We then drove to another area to visit a cave where the roof has fallen in due to an earthquake several years ago and the cave is visited by small rowing boats. It is a tourist mecca site so we expected crowds and joined a long line of tourists waiting to embark on their rowing boat "Venice-like" cave tour. The water in the cave is a constant 18C  and is was crystal clear. The reflection of the several boats was beautiful and the refraction of sunlight was magic to see on the water as we floated into the cave where many birds were nesting on a small island mound within the cave.  It was a romantic interlude and our boatman talked melodically as we toured around the cave which did not have many undamaged formations but the experience was relaxing,  enjoyable and novel.
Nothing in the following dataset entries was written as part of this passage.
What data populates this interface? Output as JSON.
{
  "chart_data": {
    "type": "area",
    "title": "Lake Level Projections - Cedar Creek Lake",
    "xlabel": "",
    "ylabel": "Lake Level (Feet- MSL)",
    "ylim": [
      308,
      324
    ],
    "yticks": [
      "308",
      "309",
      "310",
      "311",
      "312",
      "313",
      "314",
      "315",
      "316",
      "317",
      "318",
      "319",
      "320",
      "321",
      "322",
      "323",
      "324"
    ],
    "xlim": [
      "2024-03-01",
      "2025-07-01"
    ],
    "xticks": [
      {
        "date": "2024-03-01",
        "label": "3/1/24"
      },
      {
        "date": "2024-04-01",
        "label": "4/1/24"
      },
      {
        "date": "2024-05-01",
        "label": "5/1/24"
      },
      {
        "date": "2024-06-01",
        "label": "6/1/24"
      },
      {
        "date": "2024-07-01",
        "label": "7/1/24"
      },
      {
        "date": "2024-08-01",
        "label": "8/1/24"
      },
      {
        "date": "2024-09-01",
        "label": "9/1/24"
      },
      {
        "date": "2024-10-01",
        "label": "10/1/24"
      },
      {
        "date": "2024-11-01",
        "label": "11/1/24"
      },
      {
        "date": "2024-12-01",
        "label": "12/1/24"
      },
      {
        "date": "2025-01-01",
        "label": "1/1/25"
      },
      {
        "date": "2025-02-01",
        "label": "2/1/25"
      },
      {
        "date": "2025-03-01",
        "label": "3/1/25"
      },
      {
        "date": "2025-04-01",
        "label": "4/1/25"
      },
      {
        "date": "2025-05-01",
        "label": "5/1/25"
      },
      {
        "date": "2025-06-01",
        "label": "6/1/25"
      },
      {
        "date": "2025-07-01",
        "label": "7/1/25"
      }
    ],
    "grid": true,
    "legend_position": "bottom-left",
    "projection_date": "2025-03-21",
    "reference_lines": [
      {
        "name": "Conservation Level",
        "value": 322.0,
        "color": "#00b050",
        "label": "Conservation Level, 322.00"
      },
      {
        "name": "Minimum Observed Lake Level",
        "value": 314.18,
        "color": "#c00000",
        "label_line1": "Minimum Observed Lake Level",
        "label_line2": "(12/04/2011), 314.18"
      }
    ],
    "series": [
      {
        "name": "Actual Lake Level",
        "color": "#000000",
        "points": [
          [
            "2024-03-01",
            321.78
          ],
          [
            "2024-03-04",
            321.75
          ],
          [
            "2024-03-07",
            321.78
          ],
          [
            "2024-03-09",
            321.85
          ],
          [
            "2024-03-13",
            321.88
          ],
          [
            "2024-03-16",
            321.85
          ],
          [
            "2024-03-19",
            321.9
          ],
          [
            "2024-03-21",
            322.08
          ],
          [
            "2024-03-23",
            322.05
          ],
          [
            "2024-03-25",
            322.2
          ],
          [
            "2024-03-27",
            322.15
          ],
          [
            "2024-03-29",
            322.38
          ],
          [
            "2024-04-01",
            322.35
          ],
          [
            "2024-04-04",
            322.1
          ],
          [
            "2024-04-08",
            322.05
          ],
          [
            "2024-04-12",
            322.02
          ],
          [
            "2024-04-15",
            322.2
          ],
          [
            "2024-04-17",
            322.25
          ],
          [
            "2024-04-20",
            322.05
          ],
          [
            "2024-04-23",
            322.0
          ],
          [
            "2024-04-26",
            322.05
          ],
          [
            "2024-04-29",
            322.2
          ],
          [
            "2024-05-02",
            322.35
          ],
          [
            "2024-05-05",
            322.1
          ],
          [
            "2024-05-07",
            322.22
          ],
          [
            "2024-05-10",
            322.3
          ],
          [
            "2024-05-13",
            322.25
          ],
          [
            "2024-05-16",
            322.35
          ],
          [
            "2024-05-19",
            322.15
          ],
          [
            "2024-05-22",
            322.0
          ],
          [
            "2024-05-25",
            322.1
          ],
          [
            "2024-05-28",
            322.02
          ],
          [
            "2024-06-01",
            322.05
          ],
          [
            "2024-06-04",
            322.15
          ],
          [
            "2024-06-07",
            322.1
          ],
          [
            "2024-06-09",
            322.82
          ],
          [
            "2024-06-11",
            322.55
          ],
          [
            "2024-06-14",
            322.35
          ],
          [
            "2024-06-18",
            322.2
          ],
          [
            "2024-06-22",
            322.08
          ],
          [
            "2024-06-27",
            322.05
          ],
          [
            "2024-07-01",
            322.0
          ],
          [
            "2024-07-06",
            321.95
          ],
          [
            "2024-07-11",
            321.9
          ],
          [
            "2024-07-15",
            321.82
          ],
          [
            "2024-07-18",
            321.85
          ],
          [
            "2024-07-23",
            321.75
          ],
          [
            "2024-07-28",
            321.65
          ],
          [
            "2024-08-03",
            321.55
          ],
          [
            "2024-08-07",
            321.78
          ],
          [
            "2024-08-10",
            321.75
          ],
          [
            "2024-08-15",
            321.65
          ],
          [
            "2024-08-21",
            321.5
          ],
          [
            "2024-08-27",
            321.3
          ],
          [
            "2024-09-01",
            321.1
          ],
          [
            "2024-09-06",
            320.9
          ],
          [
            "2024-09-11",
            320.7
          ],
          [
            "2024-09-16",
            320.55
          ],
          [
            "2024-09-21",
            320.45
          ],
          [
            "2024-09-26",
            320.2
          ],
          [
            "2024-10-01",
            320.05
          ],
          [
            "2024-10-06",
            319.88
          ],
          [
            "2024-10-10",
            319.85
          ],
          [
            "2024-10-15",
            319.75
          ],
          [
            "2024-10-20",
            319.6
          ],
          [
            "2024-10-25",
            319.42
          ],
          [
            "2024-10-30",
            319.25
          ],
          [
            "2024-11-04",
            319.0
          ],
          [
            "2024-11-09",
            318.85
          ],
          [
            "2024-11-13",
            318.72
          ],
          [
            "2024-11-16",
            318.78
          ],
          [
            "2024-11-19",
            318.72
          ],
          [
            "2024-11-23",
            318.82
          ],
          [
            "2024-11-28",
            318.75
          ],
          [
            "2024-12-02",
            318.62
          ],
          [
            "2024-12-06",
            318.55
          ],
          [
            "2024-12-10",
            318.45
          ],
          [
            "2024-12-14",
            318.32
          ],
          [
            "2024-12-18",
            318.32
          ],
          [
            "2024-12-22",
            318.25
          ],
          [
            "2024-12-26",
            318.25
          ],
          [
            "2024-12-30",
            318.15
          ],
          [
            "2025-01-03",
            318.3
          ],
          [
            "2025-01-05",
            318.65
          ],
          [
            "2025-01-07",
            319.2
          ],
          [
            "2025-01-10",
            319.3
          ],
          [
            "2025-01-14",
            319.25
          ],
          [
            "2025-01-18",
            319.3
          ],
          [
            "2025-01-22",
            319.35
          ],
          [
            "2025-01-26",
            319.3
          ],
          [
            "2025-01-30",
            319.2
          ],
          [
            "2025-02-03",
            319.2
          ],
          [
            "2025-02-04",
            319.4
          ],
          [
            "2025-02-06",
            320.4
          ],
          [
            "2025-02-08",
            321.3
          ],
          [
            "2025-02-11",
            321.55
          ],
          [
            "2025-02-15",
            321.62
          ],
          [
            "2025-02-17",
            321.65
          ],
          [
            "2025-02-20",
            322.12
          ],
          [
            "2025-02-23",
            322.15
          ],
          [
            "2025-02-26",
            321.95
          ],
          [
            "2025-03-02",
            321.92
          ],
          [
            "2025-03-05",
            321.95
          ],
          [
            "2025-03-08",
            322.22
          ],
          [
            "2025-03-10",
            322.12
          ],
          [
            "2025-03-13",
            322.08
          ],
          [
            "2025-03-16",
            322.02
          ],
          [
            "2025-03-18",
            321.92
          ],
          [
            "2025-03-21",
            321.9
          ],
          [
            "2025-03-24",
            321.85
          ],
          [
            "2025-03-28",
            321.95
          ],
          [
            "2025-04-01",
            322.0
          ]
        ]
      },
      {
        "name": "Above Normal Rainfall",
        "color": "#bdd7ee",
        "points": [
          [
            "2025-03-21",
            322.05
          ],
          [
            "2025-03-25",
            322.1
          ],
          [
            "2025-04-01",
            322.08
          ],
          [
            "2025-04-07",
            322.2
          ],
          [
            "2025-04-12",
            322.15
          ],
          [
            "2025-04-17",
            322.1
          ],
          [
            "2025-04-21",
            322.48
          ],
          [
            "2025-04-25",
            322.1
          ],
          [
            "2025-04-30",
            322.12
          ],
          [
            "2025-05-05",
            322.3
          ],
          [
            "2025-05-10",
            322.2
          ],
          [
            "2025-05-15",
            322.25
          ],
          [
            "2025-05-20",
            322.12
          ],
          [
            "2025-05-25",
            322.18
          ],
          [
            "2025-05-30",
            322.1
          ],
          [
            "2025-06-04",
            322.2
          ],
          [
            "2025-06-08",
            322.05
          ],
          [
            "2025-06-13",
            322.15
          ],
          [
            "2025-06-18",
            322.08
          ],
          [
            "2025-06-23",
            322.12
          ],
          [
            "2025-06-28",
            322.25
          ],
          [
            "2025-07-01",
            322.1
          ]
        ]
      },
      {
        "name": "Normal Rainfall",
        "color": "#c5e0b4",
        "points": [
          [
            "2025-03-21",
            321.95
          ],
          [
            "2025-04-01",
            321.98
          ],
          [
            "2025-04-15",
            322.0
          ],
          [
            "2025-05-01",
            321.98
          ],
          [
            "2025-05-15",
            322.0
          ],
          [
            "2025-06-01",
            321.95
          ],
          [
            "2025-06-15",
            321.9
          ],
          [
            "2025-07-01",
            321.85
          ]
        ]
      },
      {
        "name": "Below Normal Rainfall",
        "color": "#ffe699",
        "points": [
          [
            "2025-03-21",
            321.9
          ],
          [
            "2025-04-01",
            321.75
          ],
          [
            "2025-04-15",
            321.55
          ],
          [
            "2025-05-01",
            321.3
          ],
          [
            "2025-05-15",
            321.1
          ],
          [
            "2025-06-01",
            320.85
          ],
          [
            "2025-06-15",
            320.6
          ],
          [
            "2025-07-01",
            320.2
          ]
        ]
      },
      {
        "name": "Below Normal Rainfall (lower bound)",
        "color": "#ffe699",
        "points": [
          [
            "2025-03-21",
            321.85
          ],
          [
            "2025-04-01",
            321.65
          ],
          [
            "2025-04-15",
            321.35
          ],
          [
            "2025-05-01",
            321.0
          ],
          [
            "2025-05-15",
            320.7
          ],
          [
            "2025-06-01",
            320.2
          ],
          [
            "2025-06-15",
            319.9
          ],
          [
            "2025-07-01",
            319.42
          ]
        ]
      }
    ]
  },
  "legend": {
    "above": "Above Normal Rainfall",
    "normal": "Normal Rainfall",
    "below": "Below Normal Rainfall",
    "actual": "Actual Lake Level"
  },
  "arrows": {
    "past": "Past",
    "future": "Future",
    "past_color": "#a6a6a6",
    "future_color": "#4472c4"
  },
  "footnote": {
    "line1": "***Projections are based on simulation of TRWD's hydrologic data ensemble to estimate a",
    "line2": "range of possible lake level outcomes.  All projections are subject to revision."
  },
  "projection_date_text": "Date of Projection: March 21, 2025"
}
Our tour took us back a different route where we saw several villages, island inlets and jagged cliffs on the opposite side of the island from our docking port and we ended up back at Argostoli where we spent the rest of the early evening exploring all the little alley-type laneways and quaint  market stalls. Of this pretty port town. We found modern plazas with upmarket boutique shoe, leather and dress shops alongside a  pizzeria or barbers or fishmongers shop.  We smiled when we saw the Ozzie shop with a red Vesper outside. 
As we wandered back to the ship we agreed that it had been a relaxing and interesting day that we'd spent on the Greek island of Cephalonia and again we were thankful that we had been able to dock here and learn and experience a little of life on this here.